After the government imposed an almost complete lockdown after the arrival of Covid-19 in the country, small businesses that were facing ruin also found that insurance companies refused to pay out on business interruption policies. That led to a lengthy legal battle, which has been seen in other countries, too. In the UK, insurers started paying out only after the regulator took the case to that country’s Supreme Court.

Santam said it was pleased with the ruling because it brought legal clarity on the interpretation and application of certain CBI policies.

“The certainty was not only required for us — we also needed the legal certainty for us to have recourse to reinsurance,” Santam’s outgoing CEO, Lizé Lambrechts, told Business Day.

“Otherwise the reinsurers could come back and say we paid [out] on the basis of no legal certainty and that could have been detrimental ... which in the end is bad for all our policyholders if we don’t get maximum recovery from reinsurance.”
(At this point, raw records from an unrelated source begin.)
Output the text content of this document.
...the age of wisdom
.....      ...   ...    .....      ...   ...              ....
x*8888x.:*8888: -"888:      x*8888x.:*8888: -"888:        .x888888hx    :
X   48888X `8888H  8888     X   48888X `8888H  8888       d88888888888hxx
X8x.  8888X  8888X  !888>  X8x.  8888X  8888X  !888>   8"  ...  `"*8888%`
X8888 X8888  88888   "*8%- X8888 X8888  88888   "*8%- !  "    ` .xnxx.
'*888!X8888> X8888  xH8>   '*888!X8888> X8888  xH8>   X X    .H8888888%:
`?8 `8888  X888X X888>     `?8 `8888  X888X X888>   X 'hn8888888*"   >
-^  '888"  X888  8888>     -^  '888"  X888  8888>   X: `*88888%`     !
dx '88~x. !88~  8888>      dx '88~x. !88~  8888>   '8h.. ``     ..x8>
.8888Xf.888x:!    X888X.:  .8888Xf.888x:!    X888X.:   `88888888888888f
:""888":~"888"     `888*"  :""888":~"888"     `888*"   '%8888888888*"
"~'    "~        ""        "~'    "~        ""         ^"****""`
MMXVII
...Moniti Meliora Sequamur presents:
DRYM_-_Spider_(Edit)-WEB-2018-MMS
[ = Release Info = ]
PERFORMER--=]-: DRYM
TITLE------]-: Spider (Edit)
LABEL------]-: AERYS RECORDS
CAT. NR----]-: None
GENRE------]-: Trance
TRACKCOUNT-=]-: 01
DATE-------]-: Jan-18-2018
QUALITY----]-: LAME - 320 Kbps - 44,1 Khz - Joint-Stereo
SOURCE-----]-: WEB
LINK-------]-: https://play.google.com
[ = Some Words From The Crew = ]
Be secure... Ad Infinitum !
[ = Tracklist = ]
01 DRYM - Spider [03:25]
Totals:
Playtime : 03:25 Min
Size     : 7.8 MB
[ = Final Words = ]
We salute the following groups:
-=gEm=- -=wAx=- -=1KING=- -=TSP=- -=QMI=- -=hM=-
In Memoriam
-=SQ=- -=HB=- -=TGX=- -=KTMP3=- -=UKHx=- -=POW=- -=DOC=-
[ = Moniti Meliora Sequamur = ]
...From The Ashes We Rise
Lambrechts, who will step down as CEO in 2022, said the SCA’s judgment affected less than a third of the 3,200 CBI claims Santam had received. She also argued that Santam had “bent over backwards” to ensure clients received payouts timeously, including R1bn in interim relief disbursed to about 2,500 businesses in August 2020. This was followed by a further R1.1bn in payments since January 2021, taking Santam’s total Covid-related CBI payouts to R2.1bn so far.

“I think we did the best we could under the circumstances,” Lambrechts said. “This was not about trying to avoid paying at all costs.”

The SCA found that Santam’s CBI policies were difficult to navigate and there was a meaningful degree of uncertainty around whether indemnity periods of three months or 18 months applied to certain events. This meant the so-called contra proferentem rule, which requires that written documents be construed against the party that drafted them, would apply against Santam.

The upshot was that the SCA ruled the longer 18-month indemnity period referred to in the main business interruption section of Ma-Afrika’s policy that deals with physical damage also applied to the contagious and infectious diseases extension of the contract, which Santam had argued was three months.

CBI claims related to Covid-19 have emerged as one of the most contentious issues in the short-term insurance industry. Insurers initially refused such claims on the basis that their policy wording only covered outbreaks of disease within a specific radius of clients’ premises rather than a worldwide pandemic, while others argued it was the lockdown that caused the losses rather than Covid-19.

The courts ultimately found against the insurers, which lost a string of cases including Guardrisk v Café Chameleon; Santam and Ma-Afrika Hotels; and Old Mutual and Interfax.

Insurance Claims Africa (ICA), the public loss adjuster that has spearheaded the fight against insurers over Covid-19 claims, said the SCA’s ruling provided much-needed certainty. “The court’s decision in this matter is crucial for thousands of Santam’s hospitality & leisure division’s business interruption policyholders,” said Ryan Woolley, CEO of ICA.

“The behaviour of insurers throughout this debacle has been a travesty. In essence, they chose to abandon their customers in their darkest time of need.”